Открыл дверь. Вышел.
Крысиное сердце
4.00.
Тверская улица, д. 6.
Боренбойм отпер дверь своей квартиры. Вошел. Включил свет.
Зазвучала музыка. И привычно запел Леонард Коэн.
Боренбойм стоял возле приоткрытой двери.
Смотрел в квартиру. Все было по-прежнему.
Он закрыл дверь. Прошел по комнатам. Заглянул в ванную. На кухню.
Никого.
В японской гостиной на низком столе лежали: портфель, мобильный, зажигалка.
Он посмотрел на стену. Все три свитка висели на прежних местах. Он подошел. Сдвинул левый свиток. Дыра от вбитого костыля была тщательно заделана. Влажная водоэмульсионная краска еще не высохла. Вторая дыра под другим свитком была заделана так же.
— Ну, бля... — покачал головой Боренбойм. — Безотходное производство. Фирма веников не вяжет.
Усмехнулся.
Открыл портфель. Полистал бумаги: все на месте. Достал трубку. Набил табаком. Закурил. Подошел к полукруглому аквариуму. Свистнул. Рыбки оживились. Всплыли к поверхности.

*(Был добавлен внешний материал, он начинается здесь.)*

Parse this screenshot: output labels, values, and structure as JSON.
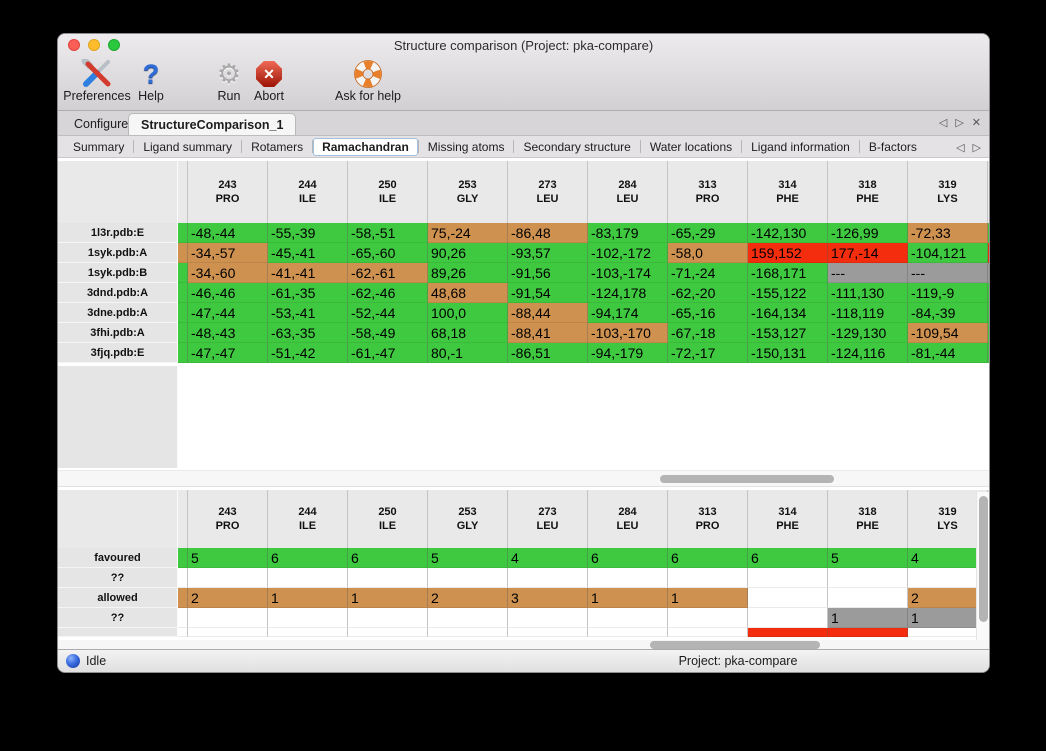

Он вынул из ниши в стене китайскую чашку с крышкой. Открыл. В чашке был корм для рыбок. Он стал сыпать корм в аквариум:
— Голодающие мои...
Рыбки жадно хватали корм.
Боренбойм закрыл чашку. Поставил в нишу.
Выключил музыку. Вынул из японского шкафчика бутылку виски «Famous Grouse». Налил полстакана. Отпил. Сел. Взял мобильный. Положил на стол. Встал. Пошел на кухню. Открыл холодильник.
Он был пуст. Только на второй полке стояли четыре одинаковые чаши с салатами. Закрытые прозрачной пленкой.
Он взял чашу со свекольным салатом. Поставил на стол. Достал ложку. Сел. Стал жадно есть салат.
Съел весь.
Поставил пустую чашу в мойку. Вытер губы салфеткой.
Вернулся в японскую комнату. Взял телефонную трубку. Набрал номер. Махнул рукой:
— Shutta fuck up!
Кинул трубку на стол. Налил еще виски. Выпил. Выбил погасшую трубку. Стал набивать табаком. Бросил. Встал. Подошел к аквариуму.
Смотрел на рыб.
— Darling, stop confusing me with your wishful thinking... — пропел он.
Вздохнул. Печально скривил тонкие губы. Щелкнул по толстому стеклу.
Рыбки метнулись к нему.
Он прошел в ванную. Пустил воду. Поставил стакан с виски на край ванны. Разделся. Посмотрел на себя в зеркало. Потрогал синяк на груди.
— Говори, сердце... говори, митральный клапан... Козлы!
Устало рассмеялся.
Залез в ванну.
Допил виски.
Закрыл воду.
Откинул голову на холодную впадину подголовника.
Облегченно вздохнул.
Заснул.
Ему приснился сон: он подросток, на даче отчима в Сосенках, стоит у калитки и смотрит на улицу. По улице к нему приближаются Витька, Карась и Гера. Они должны вместе пойти на Саларевскую свалку. Ребята подходят. У них в руках палки для ворошения помойки. Он берет свою палку, стоящую у забора, выходит на улицу. Они быстро и весело идут по улице. Раннее утро, середина лета, сухая нежаркая погода. Ему очень приятно и легко идти. Они доходят до свалки. Она огромная, до самого горизонта.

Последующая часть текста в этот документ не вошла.